Das dritte Volk ist den wenigsten dem Namen nach bekannt. Es sind die Moscher, Mas(ch) oder Mesech, die über den Kaukasus abgedrängt wurden und auf die karischen Churriter der Araratgegend stießen. Von diesen übernahmen sie schon bald die Fertigkeiten in Eisenerzeugung und  -verarbeitung, den Steinbau und Kenntnisse in der Astronomie. Für unsere Betrachtungen ist dieses Volk das wichtigste, das vor der Sintflut aus Eurasien auswandern musste.
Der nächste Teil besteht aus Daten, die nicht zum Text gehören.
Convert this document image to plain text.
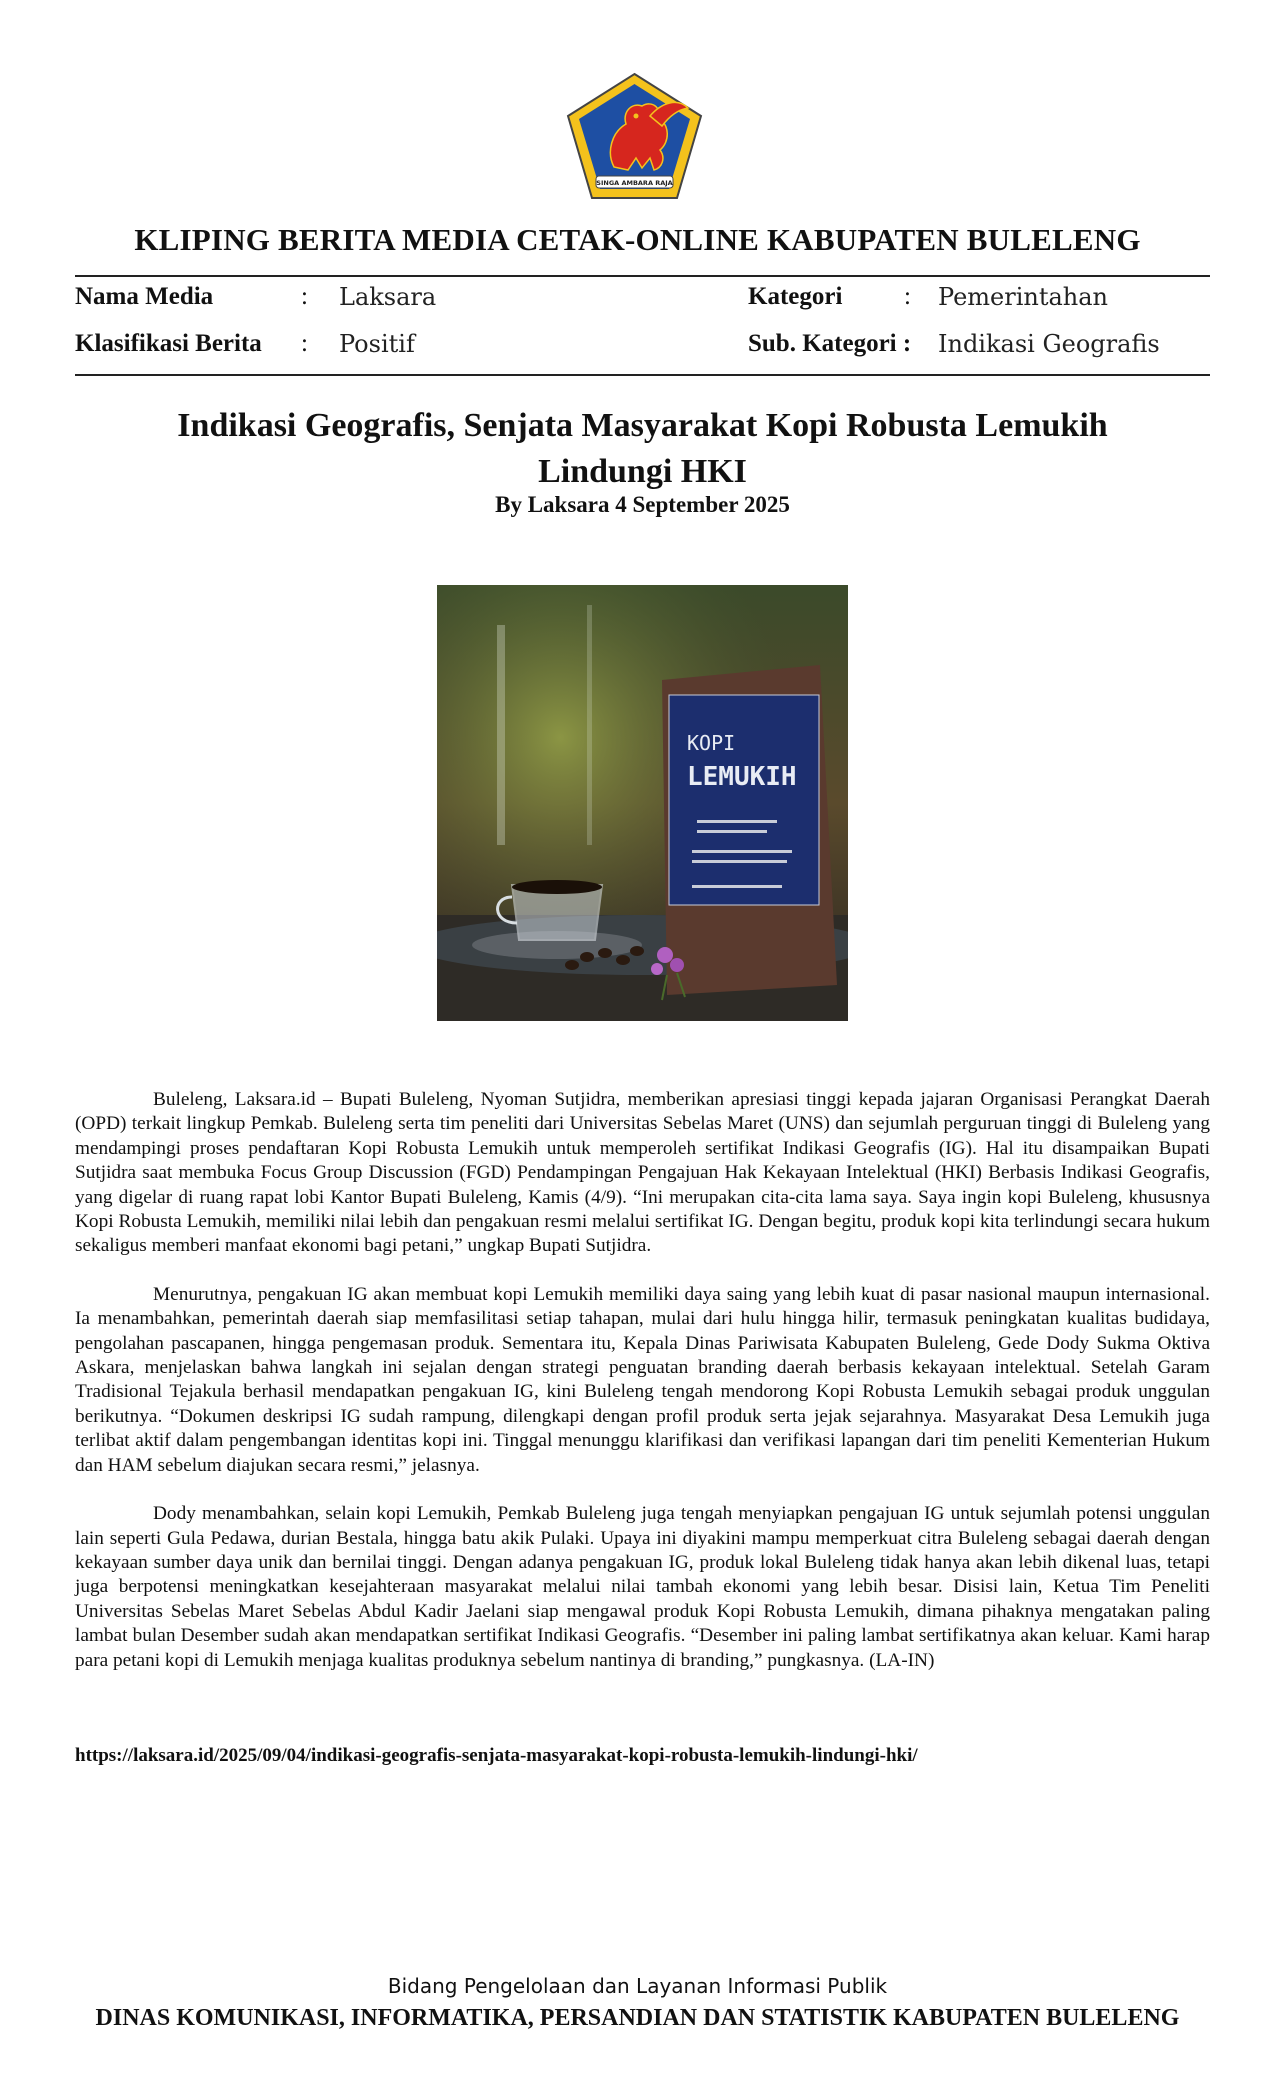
SINGA AMBARA RAJA
KLIPING BERITA MEDIA CETAK-ONLINE KABUPATEN BULELENG
Nama Media	: Laksara	Kategori : Pemerintahan
Klasifikasi Berita : Positif	Sub. Kategori : Indikasi Geografis
Indikasi Geografis, Senjata Masyarakat Kopi Robusta Lemukih
Lindungi HKI
By Laksara 4 September 2025
KOPI
LEMUKIH

Buleleng, Laksara.id – Bupati Buleleng, Nyoman Sutjidra, memberikan apresiasi tinggi kepada jajaran Organisasi Perangkat Daerah (OPD) terkait lingkup Pemkab. Buleleng serta tim peneliti dari Universitas Sebelas Maret (UNS) dan sejumlah perguruan tinggi di Buleleng yang mendampingi proses pendaftaran Kopi Robusta Lemukih untuk memperoleh sertifikat Indikasi Geografis (IG). Hal itu disampaikan Bupati Sutjidra saat membuka Focus Group Discussion (FGD) Pendampingan Pengajuan Hak Kekayaan Intelektual (HKI) Berbasis Indikasi Geografis, yang digelar di ruang rapat lobi Kantor Bupati Buleleng, Kamis (4/9). “Ini merupakan cita-cita lama saya. Saya ingin kopi Buleleng, khususnya Kopi Robusta Lemukih, memiliki nilai lebih dan pengakuan resmi melalui sertifikat IG. Dengan begitu, produk kopi kita terlindungi secara hukum sekaligus memberi manfaat ekonomi bagi petani,” ungkap Bupati Sutjidra.

Menurutnya, pengakuan IG akan membuat kopi Lemukih memiliki daya saing yang lebih kuat di pasar nasional maupun internasional. Ia menambahkan, pemerintah daerah siap memfasilitasi setiap tahapan, mulai dari hulu hingga hilir, termasuk peningkatan kualitas budidaya, pengolahan pascapanen, hingga pengemasan produk. Sementara itu, Kepala Dinas Pariwisata Kabupaten Buleleng, Gede Dody Sukma Oktiva Askara, menjelaskan bahwa langkah ini sejalan dengan strategi penguatan branding daerah berbasis kekayaan intelektual. Setelah Garam Tradisional Tejakula berhasil mendapatkan pengakuan IG, kini Buleleng tengah mendorong Kopi Robusta Lemukih sebagai produk unggulan berikutnya. “Dokumen deskripsi IG sudah rampung, dilengkapi dengan profil produk serta jejak sejarahnya. Masyarakat Desa Lemukih juga terlibat aktif dalam pengembangan identitas kopi ini. Tinggal menunggu klarifikasi dan verifikasi lapangan dari tim peneliti Kementerian Hukum dan HAM sebelum diajukan secara resmi,” jelasnya.

Dody menambahkan, selain kopi Lemukih, Pemkab Buleleng juga tengah menyiapkan pengajuan IG untuk sejumlah potensi unggulan lain seperti Gula Pedawa, durian Bestala, hingga batu akik Pulaki. Upaya ini diyakini mampu memperkuat citra Buleleng sebagai daerah dengan kekayaan sumber daya unik dan bernilai tinggi. Dengan adanya pengakuan IG, produk lokal Buleleng tidak hanya akan lebih dikenal luas, tetapi juga berpotensi meningkatkan kesejahteraan masyarakat melalui nilai tambah ekonomi yang lebih besar. Disisi lain, Ketua Tim Peneliti Universitas Sebelas Maret Sebelas Abdul Kadir Jaelani siap mengawal produk Kopi Robusta Lemukih, dimana pihaknya mengatakan paling lambat bulan Desember sudah akan mendapatkan sertifikat Indikasi Geografis. “Desember ini paling lambat sertifikatnya akan keluar. Kami harap para petani kopi di Lemukih menjaga kualitas produknya sebelum nantinya di branding,” pungkasnya. (LA-IN)

https://laksara.id/2025/09/04/indikasi-geografis-senjata-masyarakat-kopi-robusta-lemukih-lindungi-hki/
Bidang Pengelolaan dan Layanan Informasi Publik
DINAS KOMUNIKASI, INFORMATIKA, PERSANDIAN DAN STATISTIK KABUPATEN BULELENG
"Churri und Scheri" nannten die Hethiter später die beiden Stiere, mit denen ihre Geschichte begonnen haben soll. Die Mo-Scheri verehrten den Sonnengott Scha-Masch. Die Inder und die Germanen hatten ebenfalls ihre Götter, die sie in ihre neue Heimat mitbrachten. Es lassen sich nur dürftige Querverbindungen zwischen diesen Göttern untereinander und zu einem Gott mit Namen Dieus-Petér herstellen, einem arischen Fruchtbarkeitsgott, dessen Namen wir in dem des germanischen Ziu oder Thiu wieder finden; doch vermutlich war dieser ursprünglich nur ein Gott unter vielen gewesen.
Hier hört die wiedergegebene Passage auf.